Some comments are necessary concerning the limitations of the present study. First, the assessment of CO with TTE was unreliable in nearly 40% of our study population, mainly because of the absence of both predefined quality criteria required to reach intra-observer variability below 5%. This limitation clearly highlights the need for a simple plug-and-play CO monitor. Second, despite many attempts to reposition the pulse oximeter, two patients were excluded from esCCO analysis due to the absence of a signal. This could be another limitation of the device in routine practice. Third, the PWTT was calculated by averaging data of 64 consecutive heart beats, while TTE provided a beat-to-beat CO measurement.
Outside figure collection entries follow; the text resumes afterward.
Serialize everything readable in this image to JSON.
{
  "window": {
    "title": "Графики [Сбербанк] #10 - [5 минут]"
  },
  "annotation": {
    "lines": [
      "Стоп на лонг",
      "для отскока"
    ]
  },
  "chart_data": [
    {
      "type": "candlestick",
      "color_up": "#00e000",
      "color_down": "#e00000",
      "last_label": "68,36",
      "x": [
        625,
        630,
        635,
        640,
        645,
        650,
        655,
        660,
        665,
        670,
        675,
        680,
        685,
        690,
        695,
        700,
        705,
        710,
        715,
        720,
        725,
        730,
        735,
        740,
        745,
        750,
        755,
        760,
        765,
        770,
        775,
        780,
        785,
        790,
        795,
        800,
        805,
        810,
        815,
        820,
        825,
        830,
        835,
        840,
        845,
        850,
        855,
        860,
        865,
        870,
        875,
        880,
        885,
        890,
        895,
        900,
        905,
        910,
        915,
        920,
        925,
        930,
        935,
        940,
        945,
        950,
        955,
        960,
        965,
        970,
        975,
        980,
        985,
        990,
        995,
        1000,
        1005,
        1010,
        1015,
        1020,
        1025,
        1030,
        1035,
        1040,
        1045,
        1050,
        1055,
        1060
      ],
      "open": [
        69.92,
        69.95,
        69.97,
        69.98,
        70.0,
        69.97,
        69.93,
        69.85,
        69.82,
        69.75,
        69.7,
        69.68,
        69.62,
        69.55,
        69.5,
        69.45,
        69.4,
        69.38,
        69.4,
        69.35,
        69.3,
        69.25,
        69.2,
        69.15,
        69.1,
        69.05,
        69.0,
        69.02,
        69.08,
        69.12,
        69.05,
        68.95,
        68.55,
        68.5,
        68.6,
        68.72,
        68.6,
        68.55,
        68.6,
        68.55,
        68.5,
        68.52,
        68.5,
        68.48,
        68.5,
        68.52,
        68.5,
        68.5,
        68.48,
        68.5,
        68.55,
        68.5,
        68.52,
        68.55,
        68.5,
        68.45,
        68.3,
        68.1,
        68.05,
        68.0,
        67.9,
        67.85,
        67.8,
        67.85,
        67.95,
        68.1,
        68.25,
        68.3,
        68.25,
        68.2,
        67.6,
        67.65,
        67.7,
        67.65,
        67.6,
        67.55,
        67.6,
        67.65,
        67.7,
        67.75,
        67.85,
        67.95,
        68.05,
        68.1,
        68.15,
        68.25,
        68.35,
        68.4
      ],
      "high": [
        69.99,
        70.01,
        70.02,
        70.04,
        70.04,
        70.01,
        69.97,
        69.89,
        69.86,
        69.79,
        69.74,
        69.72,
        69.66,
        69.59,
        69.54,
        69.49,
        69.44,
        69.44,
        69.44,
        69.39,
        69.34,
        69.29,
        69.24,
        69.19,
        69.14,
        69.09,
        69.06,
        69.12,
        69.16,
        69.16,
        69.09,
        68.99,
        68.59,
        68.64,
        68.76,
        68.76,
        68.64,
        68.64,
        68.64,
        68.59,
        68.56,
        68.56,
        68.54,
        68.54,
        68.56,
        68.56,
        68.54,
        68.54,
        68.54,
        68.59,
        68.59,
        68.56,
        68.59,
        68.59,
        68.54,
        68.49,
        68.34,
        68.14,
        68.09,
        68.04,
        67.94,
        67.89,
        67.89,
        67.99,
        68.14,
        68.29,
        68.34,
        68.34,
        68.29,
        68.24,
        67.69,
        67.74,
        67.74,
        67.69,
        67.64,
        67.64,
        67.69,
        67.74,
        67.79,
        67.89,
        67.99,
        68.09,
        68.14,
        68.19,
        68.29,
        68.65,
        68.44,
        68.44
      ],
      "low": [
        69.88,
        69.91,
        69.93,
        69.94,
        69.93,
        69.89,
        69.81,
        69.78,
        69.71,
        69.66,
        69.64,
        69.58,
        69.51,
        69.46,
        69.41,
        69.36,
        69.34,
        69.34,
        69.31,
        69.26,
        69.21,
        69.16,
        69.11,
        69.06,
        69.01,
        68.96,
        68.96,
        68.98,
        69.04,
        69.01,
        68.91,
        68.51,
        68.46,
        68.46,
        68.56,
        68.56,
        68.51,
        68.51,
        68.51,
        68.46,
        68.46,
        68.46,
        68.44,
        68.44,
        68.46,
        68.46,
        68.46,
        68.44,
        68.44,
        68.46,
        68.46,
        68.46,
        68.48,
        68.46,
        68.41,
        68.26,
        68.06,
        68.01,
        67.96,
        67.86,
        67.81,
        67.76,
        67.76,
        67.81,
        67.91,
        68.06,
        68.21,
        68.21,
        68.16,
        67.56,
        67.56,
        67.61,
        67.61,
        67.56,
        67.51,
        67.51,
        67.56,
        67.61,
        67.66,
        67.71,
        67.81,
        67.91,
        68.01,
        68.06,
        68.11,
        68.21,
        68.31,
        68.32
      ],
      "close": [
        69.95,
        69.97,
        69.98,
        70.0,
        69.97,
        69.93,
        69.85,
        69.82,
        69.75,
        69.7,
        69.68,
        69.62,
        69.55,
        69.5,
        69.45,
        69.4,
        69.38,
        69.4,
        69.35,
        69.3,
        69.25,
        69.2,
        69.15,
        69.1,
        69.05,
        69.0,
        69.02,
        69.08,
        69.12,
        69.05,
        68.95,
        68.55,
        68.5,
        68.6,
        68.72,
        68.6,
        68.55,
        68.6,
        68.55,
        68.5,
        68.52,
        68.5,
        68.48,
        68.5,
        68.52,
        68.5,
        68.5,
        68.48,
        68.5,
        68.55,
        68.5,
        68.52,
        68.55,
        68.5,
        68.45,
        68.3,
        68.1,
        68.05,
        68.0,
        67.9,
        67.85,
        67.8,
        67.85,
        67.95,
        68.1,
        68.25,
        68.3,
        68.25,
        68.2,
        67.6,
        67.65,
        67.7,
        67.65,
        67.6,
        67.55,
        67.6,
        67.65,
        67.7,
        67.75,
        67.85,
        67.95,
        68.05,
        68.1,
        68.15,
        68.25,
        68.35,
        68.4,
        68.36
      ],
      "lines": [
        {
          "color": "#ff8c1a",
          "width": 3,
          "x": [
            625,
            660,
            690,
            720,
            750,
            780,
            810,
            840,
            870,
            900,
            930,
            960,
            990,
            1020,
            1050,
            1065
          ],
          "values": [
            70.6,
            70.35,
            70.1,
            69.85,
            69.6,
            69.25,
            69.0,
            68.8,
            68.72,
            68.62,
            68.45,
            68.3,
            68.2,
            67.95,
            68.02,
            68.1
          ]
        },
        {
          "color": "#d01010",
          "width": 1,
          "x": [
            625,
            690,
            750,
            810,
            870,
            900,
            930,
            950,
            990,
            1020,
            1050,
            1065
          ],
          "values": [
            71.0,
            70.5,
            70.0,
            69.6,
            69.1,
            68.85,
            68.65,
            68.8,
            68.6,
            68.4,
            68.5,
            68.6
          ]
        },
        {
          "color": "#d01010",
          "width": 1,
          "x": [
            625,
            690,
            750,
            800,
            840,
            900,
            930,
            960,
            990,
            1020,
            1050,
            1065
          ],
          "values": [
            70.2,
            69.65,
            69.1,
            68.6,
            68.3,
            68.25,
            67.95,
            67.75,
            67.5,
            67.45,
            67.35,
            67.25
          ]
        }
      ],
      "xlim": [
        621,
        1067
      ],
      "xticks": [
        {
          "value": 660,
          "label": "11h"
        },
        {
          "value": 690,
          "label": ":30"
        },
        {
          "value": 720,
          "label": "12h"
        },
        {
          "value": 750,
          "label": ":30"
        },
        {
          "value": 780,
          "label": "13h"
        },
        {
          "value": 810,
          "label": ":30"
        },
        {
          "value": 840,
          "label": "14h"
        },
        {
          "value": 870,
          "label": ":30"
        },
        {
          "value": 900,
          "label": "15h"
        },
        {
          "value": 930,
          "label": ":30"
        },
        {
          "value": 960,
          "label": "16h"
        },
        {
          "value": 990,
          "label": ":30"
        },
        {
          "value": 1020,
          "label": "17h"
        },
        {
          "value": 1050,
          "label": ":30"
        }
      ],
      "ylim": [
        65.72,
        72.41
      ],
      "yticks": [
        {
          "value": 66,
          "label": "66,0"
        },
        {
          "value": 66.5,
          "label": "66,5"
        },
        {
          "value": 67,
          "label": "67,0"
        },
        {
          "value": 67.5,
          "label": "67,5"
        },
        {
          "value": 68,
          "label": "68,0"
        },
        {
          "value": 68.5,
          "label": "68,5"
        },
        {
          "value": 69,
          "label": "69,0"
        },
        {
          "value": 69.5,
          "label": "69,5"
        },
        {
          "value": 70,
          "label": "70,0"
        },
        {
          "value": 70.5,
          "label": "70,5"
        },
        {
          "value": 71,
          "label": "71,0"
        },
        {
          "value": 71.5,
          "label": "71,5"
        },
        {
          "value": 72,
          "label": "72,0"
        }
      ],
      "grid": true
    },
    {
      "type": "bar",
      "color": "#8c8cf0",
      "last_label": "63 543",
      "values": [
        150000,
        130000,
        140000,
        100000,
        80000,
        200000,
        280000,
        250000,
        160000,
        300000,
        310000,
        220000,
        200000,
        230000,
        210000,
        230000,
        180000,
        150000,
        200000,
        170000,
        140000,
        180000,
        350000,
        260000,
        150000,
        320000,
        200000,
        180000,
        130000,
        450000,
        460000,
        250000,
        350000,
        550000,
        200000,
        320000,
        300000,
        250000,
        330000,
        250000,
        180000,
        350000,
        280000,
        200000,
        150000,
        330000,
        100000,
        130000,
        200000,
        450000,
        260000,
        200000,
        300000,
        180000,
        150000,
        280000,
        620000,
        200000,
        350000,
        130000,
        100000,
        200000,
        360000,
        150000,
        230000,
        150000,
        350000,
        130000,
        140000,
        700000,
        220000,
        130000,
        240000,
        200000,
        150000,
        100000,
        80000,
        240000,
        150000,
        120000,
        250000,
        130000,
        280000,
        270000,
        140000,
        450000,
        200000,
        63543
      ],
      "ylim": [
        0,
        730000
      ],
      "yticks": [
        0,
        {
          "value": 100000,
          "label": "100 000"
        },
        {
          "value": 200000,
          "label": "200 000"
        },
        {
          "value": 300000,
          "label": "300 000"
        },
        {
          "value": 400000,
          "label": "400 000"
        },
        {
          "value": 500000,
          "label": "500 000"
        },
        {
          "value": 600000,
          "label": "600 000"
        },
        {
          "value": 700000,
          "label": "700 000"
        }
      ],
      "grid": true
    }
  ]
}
We tried to solve this problem by recording the highest value of COesCCO within the two minutes following the highest value of COTTE. Fourth, this phase II validation study was conducted in a subgroup of postoperative cardiac surgical patients. Further studies are required to assess the usefulness of esCCO as a trend CO monitor in other patient populations and to evaluate the influence of external invasive calibration at the bedside on the accuracy and reliability of esCCO.

In conclusion, the use of the noninvasive esCCO device without external CO calibration seemed unable to assess rapid changes in CO induced by PLR and a fluid challenge, and the device was not interchangeable with TTE following elective cardiac surgery.